Ceccarelli, ha deciso se candidarsi?

“Non si tratta di una decisione da prendere in solitaria, anzi occorrerà un grande gioco di squadra per far vincere il centrosinistra ed il civismo che gli è di riferimento. Ma soprattutto per far vincere un progetto attento al territorio ed alla comunità che rilanci Arezzo in Toscana e nel paese”.

Ma la sua disponibilità c’è?

“Ho dato la mia disponibilità a considerare la possibilità se il Pd e la coalizione ritenessero unitariamente la mia candidatura come la più competitiva ed utile per raggiungere l’obbiettivo. In quel caso ulteriori approfondimenti con stakeholder territoriali porterebbero ad una decisione che indipendentemente da chi sarà candidato il campo progressista dovrà assumere in tempi brevi”.

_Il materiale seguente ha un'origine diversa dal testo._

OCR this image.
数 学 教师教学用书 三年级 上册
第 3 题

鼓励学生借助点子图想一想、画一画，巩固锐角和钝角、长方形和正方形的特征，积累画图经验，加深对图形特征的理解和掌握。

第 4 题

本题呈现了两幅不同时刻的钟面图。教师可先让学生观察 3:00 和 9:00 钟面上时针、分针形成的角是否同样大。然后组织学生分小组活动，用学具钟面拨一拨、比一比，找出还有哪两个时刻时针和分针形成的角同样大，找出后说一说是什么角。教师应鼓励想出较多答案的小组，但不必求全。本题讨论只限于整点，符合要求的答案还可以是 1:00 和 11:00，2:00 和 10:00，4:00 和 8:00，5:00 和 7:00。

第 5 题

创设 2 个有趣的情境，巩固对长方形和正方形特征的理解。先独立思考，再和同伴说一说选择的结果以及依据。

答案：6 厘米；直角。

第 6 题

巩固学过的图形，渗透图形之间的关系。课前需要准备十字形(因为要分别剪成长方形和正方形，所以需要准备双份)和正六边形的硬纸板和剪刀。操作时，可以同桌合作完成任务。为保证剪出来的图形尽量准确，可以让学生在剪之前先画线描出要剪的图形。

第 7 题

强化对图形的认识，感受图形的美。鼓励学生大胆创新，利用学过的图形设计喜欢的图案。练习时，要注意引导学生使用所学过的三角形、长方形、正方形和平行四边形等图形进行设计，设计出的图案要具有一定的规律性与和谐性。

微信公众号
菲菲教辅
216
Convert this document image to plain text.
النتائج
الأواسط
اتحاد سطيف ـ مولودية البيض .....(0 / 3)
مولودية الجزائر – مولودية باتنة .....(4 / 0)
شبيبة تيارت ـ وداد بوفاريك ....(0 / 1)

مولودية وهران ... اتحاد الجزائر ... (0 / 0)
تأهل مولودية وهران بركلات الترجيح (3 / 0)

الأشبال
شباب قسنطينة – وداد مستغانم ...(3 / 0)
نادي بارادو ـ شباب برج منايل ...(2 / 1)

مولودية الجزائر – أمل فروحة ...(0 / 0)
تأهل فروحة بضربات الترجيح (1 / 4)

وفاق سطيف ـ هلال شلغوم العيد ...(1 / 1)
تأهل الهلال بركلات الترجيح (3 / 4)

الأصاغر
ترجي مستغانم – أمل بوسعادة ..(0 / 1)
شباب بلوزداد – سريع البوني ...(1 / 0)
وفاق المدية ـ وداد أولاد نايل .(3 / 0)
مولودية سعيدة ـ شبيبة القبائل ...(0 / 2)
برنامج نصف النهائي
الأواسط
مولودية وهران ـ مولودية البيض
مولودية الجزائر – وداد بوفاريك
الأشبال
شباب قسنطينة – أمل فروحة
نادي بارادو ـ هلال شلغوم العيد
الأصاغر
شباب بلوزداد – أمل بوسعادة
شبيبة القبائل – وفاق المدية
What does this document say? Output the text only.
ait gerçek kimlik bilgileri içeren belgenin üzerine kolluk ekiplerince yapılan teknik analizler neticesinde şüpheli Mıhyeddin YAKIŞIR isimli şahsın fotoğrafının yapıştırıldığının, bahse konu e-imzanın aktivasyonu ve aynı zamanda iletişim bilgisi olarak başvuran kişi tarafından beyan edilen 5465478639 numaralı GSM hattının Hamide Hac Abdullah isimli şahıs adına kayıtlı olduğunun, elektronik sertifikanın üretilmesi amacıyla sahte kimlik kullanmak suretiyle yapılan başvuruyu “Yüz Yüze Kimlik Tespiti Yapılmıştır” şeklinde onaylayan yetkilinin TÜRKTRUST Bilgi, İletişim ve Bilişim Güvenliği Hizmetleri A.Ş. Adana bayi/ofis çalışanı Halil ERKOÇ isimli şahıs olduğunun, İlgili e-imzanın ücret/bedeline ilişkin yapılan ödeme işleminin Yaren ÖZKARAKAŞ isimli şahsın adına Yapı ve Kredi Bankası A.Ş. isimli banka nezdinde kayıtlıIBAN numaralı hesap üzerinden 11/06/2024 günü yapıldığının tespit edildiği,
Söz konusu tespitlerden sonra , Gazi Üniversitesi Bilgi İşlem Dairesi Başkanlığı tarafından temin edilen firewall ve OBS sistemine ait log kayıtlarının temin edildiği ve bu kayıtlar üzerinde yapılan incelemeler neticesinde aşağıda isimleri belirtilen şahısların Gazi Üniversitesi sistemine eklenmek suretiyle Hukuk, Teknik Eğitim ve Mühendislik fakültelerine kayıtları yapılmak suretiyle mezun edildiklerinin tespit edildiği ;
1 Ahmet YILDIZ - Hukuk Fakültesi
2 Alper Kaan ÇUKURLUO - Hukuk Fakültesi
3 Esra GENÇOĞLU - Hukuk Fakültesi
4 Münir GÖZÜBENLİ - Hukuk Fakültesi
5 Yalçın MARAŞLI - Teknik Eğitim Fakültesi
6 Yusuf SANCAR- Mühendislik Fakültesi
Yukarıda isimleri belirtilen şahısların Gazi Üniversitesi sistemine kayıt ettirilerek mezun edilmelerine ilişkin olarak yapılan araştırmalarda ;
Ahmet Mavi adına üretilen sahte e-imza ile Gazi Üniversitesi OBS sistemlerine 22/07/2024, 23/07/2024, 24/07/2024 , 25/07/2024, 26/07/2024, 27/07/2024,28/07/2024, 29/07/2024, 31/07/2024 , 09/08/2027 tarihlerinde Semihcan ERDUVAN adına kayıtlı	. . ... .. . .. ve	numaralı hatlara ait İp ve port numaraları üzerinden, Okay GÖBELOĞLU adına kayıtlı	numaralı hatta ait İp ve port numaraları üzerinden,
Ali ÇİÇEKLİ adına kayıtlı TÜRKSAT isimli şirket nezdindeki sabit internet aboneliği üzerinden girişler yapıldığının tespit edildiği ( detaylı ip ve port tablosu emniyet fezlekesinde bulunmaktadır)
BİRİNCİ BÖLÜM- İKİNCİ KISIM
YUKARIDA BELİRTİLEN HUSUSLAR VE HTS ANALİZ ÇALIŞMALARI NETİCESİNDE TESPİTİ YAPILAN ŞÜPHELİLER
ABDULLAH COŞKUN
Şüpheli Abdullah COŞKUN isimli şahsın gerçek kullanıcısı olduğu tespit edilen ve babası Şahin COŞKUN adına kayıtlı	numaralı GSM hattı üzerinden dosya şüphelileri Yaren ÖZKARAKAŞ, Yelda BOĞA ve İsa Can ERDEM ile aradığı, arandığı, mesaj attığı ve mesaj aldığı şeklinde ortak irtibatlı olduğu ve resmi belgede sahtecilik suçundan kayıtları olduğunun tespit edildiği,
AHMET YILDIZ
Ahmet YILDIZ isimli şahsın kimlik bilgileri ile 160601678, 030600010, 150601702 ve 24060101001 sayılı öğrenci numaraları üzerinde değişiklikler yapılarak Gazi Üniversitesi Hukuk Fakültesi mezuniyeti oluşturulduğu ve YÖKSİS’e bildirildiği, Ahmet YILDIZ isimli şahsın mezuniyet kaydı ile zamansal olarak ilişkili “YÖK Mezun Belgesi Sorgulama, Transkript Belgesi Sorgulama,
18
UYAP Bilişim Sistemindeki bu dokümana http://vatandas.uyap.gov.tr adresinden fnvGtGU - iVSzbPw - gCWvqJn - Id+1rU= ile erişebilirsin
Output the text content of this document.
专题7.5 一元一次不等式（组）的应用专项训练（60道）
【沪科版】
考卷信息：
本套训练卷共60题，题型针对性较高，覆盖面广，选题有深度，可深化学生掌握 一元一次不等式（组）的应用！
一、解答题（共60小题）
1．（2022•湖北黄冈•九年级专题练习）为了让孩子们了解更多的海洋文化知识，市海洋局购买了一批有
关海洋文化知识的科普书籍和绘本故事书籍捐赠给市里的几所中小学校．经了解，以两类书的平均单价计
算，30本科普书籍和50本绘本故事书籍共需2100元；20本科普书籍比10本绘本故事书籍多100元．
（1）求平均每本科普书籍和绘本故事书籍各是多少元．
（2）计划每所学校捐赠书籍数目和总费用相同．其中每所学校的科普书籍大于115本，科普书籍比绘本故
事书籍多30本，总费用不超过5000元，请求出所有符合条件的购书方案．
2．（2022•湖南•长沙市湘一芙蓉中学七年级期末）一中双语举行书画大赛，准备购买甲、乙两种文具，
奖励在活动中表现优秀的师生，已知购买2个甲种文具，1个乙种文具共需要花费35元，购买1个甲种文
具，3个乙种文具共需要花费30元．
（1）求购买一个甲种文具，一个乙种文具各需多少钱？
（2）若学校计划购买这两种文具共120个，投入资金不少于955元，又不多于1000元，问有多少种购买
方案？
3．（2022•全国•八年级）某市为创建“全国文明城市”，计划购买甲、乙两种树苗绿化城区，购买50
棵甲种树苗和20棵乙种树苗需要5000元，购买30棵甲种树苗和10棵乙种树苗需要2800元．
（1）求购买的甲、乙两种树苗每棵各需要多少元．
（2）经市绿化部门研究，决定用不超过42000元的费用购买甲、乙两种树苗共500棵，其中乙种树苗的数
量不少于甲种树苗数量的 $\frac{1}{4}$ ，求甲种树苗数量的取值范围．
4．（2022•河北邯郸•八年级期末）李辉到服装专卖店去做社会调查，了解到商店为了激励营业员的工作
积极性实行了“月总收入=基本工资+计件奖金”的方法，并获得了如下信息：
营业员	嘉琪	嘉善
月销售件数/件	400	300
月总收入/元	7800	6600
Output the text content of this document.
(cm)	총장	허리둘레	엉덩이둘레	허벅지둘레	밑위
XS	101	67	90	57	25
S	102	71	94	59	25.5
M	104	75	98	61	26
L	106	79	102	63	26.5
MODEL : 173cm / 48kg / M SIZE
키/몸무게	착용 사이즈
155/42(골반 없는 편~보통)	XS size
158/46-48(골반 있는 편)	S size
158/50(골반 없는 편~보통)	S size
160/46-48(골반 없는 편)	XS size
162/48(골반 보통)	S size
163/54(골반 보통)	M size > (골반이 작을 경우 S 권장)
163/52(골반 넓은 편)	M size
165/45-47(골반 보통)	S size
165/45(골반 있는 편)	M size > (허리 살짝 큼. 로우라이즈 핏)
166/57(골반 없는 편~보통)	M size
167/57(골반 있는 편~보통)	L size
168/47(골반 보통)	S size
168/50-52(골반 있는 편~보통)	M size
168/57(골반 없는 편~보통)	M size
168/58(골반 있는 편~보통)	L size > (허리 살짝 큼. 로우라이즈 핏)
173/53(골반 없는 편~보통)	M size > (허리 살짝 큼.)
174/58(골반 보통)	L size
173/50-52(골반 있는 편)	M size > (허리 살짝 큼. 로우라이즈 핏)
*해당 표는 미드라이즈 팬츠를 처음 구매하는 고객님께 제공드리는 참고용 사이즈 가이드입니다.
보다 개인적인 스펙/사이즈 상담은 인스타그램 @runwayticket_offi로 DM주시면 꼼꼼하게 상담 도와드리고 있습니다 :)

Che futuro vede per Arezzo?

“E’ una bella e laboriosa città anche geograficamente collocata in una posizione centrale e strategica del nostro paese. Una città che ha una forte economia manifatturiera ed un capitale sociale molto importante, con un settore turistico in crescita. E’ una città che ha bisogno di avere una visione strategica di sviluppo rispetto alle nuove sfide che i cambiamenti rapidi e globali  richiedono ma anche una maggiore cura alla manutenzione, alla sicurezza dei propri cittadini e delle proprie aziende, una particolare attenzione al disagio sociale ed alle difficoltà che sempre più famiglie incontrano anche in Toscana e ad Arezzo, basta vedere il rapporto della Caritas”.

E sulle infrastrutture che idee ha?

“Per crescere c’è bisogno della realizzazione di infrastrutture come la stazione dell’alta velocità a Rigutino, il completamento della Due Mari e la terza corsia autostradale. Sono importanti per valorizzare la posizione logistica della città. Ma occorrerà anche lavorare su politiche culturali che facciano conoscere Arezzo e la rendano attrattiva per la sua storia, le sue bellezze, le sue tradizioni e che si affianchino ad iniziative già in essere come la città del Natale, la giostra del Saracino  e la fiera antiquaria. Importante sarà poter rafforzare la presenza dell’università e la creazione di strutture di formazione che favoriscono la permanenza dei giovani ed il loro ingresso nel mondo del lavoro”.

E sulla sanità?

“Partendo dai 200 milioni di interventi programmati dalla Regione per la riqualificazione dell’ospedale San Donato, per il cui ottenimento ci siamo fortemente spesi con la collega De Robertis, Non bisogna dimenticare il rafforzamento della sanità territoriale e le politiche sociali ed inclusive per dare risposta alle esigenze  di una popolazione che invecchia e vede aumentare le fragilità. Politiche attive rivolte al sociale ed all’integrazione possono anche diventare fattore di buona occupazione. Insomma l’ amministrazione dovrà a mio avviso essere di maggior guida e supporto ad un’economia solida ed un tessuto sociale ricco ma che possono lavorare di più in squadra ed essere meglio connessi in Toscana”.

A proposito di Toscana, le piace la giunta formata dal presidente Eugenio Giani?

“La giunta è la squadra che affianca il presidente e deve essere di sua fiducia oltre che rappresentare la coalizione che ha vinto le elezioni. È una squadra anche di grande rinnovamento che va vista alla prova prima di esprimere giudizi. L’auspicio e’ che possa far fronte alle sfide che l’attuazione del programma di governo e le esigenze economiche e sociali impongono al governo della Toscana”.